Internships, Fellowships, AppFellows, and Volunteers
Highlander’s commitment to having Interns here is a political commitment. We believe that in order to support broad-based social justice movements for the long haul, we must continually involve new voices, especially those of young people. Intentional and hands-on work with interns is one way we further these political goals.
We also believe that what our movements for Progressive social change need is leaders who have had the opportunity to develop a wide variety of skills. Thus, the Highlander Education team is committed to modeling and sharing a vision of organizing that regards skills such as phone networking as highly as it does public speaking; which sees how you reach and treat people as being just as important as how many people you reach.
Our Internship Program brings interns to Highlander for six-month internships designed to help them learn the nuts and bolts of popular education and social justice work. Interns are drawn from our constituency groups, including young people, people of color, immigrants, and low-income whites. Internship openings vary from year to year; openings for paid internships will be posted when available.
We also have volunteers and students come to Highlander for practicums, independent studies, and volunteer work. Volunteers currently help with our library, our gardens, administrative support and educational programs.

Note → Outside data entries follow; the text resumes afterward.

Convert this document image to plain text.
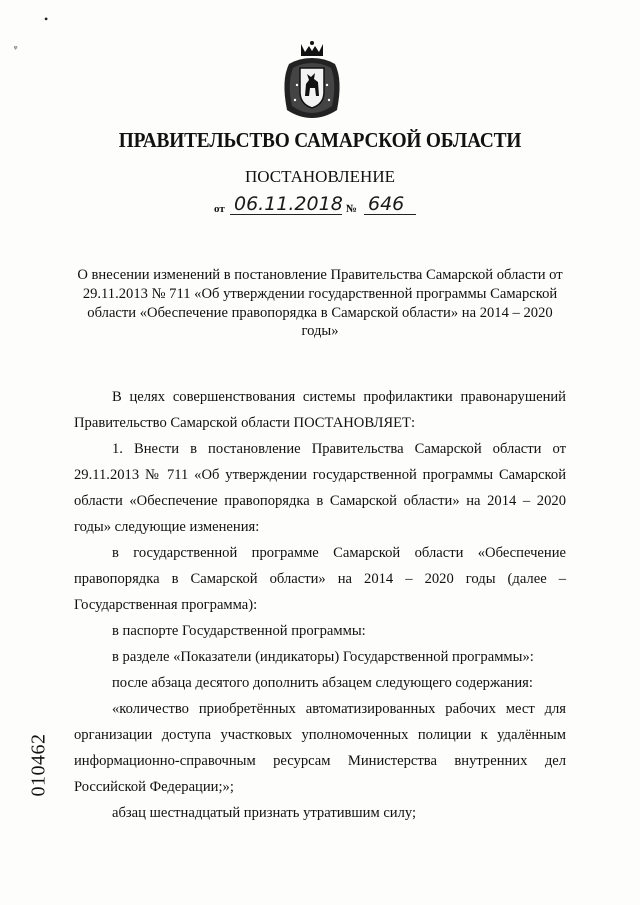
•
ᵩ
ПРАВИТЕЛЬСТВО САМАРСКОЙ ОБЛАСТИ
ПОСТАНОВЛЕНИЕ
от 06.11.2018 № 646
О внесении изменений в постановление Правительства Самарской области от 29.11.2013 № 711 «Об утверждении государственной программы Самарской области «Обеспечение правопорядка в Самарской области» на 2014 – 2020 годы»

В целях совершенствования системы профилактики правонарушений Правительство Самарской области ПОСТАНОВЛЯЕТ:

1. Внести в постановление Правительства Самарской области от 29.11.2013 № 711 «Об утверждении государственной программы Самарской области «Обеспечение правопорядка в Самарской области» на 2014 – 2020 годы» следующие изменения:

в государственной программе Самарской области «Обеспечение правопорядка в Самарской области» на 2014 – 2020 годы (далее – Государственная программа):

в паспорте Государственной программы:

в разделе «Показатели (индикаторы) Государственной программы»:

после абзаца десятого дополнить абзацем следующего содержания:

«количество приобретённых автоматизированных рабочих мест для организации доступа участковых уполномоченных полиции к удалённым информационно-справочным ресурсам Министерства внутренних дел Российской Федерации;»;

абзац шестнадцатый признать утратившим силу;

010462
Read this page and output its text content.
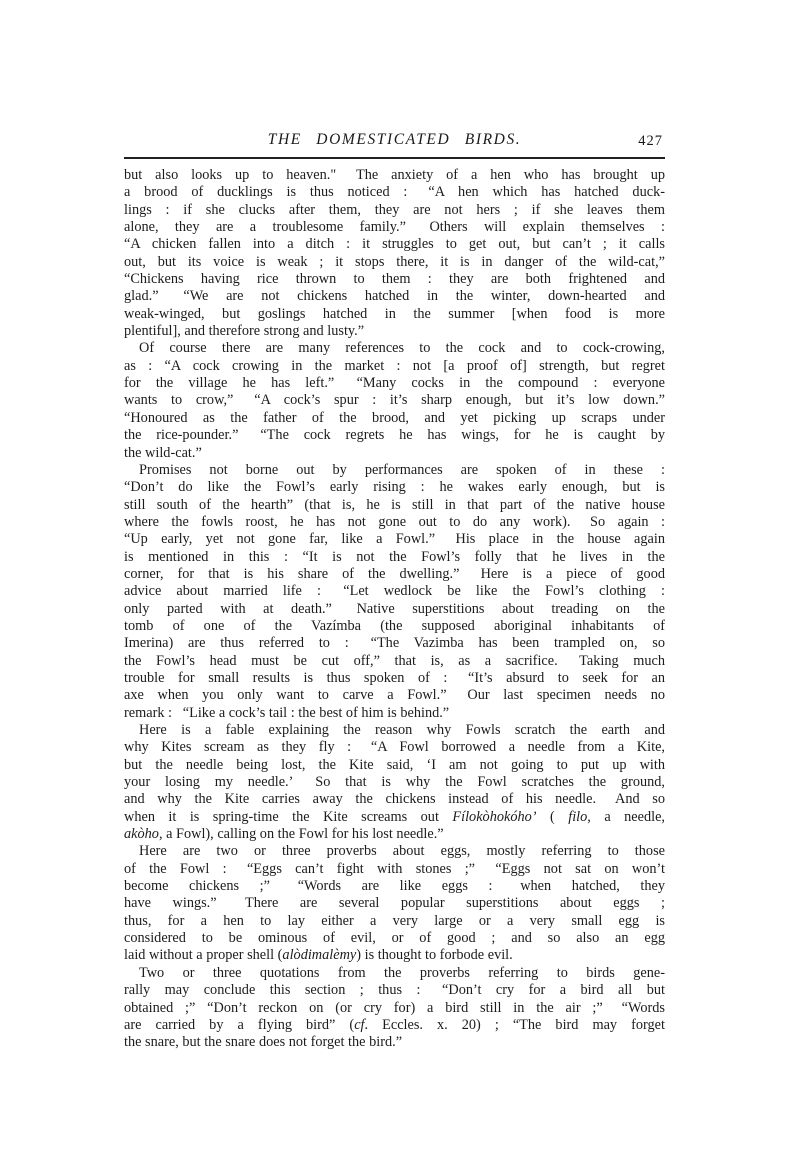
THE DOMESTICATED BIRDS.	427

but also looks up to heaven."  The anxiety of a hen who has brought up
a brood of ducklings is thus noticed :  “A hen which has hatched duck-
lings : if she clucks after them, they are not hers ; if she leaves them
alone, they are a troublesome family.”  Others will explain themselves :
“A chicken fallen into a ditch : it struggles to get out, but can’t ; it calls
out, but its voice is weak ; it stops there, it is in danger of the wild-cat,”
“Chickens having rice thrown to them : they are both frightened and
glad.”  “We are not chickens hatched in the winter, down-hearted and
weak-winged, but goslings hatched in the summer [when food is more
plentiful], and therefore strong and lusty.”

Of course there are many references to the cock and to cock-crowing,
as : “A cock crowing in the market : not [a proof of] strength, but regret
for the village he has left.”  “Many cocks in the compound : everyone
wants to crow,”  “A cock’s spur : it’s sharp enough, but it’s low down.”
“Honoured as the father of the brood, and yet picking up scraps under
the rice-pounder.”  “The cock regrets he has wings, for he is caught by
the wild-cat.”

Promises not borne out by performances are spoken of in these :
“Don’t do like the Fowl’s early rising : he wakes early enough, but is
still south of the hearth” (that is, he is still in that part of the native house
where the fowls roost, he has not gone out to do any work).  So again :
“Up early, yet not gone far, like a Fowl.”  His place in the house again
is mentioned in this : “It is not the Fowl’s folly that he lives in the
corner, for that is his share of the dwelling.”  Here is a piece of good
advice about married life :  “Let wedlock be like the Fowl’s clothing :
only parted with at death.”  Native superstitions about treading on the
tomb of one of the Vazímba (the supposed aboriginal inhabitants of
Imerina) are thus referred to :  “The Vazimba has been trampled on, so
the Fowl’s head must be cut off,” that is, as a sacrifice.  Taking much
trouble for small results is thus spoken of :  “It’s absurd to seek for an
axe when you only want to carve a Fowl.”  Our last specimen needs no
remark :  “Like a cock’s tail : the best of him is behind.”

Here is a fable explaining the reason why Fowls scratch the earth and
why Kites scream as they fly :  “A Fowl borrowed a needle from a Kite,
but the needle being lost, the Kite said, ‘I am not going to put up with
your losing my needle.’  So that is why the Fowl scratches the ground,
and why the Kite carries away the chickens instead of his needle.  And so
when it is spring-time the Kite screams out Fílokòhokóho’ ( filo, a needle,
akòho, a Fowl), calling on the Fowl for his lost needle.”

Here are two or three proverbs about eggs, mostly referring to those
of the Fowl :  “Eggs can’t fight with stones ;”  “Eggs not sat on won’t
become chickens ;”  “Words are like eggs :  when hatched, they
have wings.”  There are several popular superstitions about eggs ;
thus, for a hen to lay either a very large or a very small egg is
considered to be ominous of evil, or of good ; and so also an egg
laid without a proper shell (alòdimalèmy) is thought to forbode evil.

Two or three quotations from the proverbs referring to birds gene-
rally may conclude this section ; thus :  “Don’t cry for a bird all but
obtained ;” “Don’t reckon on (or cry for) a bird still in the air ;”  “Words
are carried by a flying bird” (cf. Eccles. x. 20) ; “The bird may forget
the snare, but the snare does not forget the bird.”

For more information, contact Susan Williams, swilliams at highlandercenter.org
With the support of the Greensboro Justice Fund, we have launched an annual fellowship program to provide educational experiences for Southern activists. We will recruit a new class of fellows for 2012-2013.
Appalachian Transition Fellowship Program (AppFellows)
The Appalachian Transition Fellowship is a year-long, full-time, paid program designed for 15 emerging community leaders who are committed to working in Central Appalachia for the economic transition of the region. Central Appalachia is defined as West Virginia, Southwest Virginia, Eastern Kentucky, Eastern Tennessee, Appalachian Ohio and Western North Carolina.
This program offers the opportunity to spend a year working within host communities to help foster cross-sector (education, nonprofit, for-profit, philanthropy, and government) partnerships, provide needed capacity to regional efforts, and build personal and professional skills. Through institutional placements, independently designed projects, training, and mentoring, the program gives emerging leaders and host organizations skills and networks needed to advance economic and social change in the region.
Central Appalachia is engaged in a period of economic transition. While the decline of previously stable industries such as coal and manufacturing bring significant economic instability, it also offers Appalachia the opportunity to focus on the long-term well-being of its people and its communities. This economic transition allows regionally-based industries to prosper while also protecting and supporting the environmental and social well-being of the region. The Appalachian Transition Fellowship (AppFellows) seeks to increase the connectivity and capacity of Appalachian institutions and leaders while building a collective analysis and seeding projects to change the systemic problems in our region leading to a just and sustainable Appalachian economy.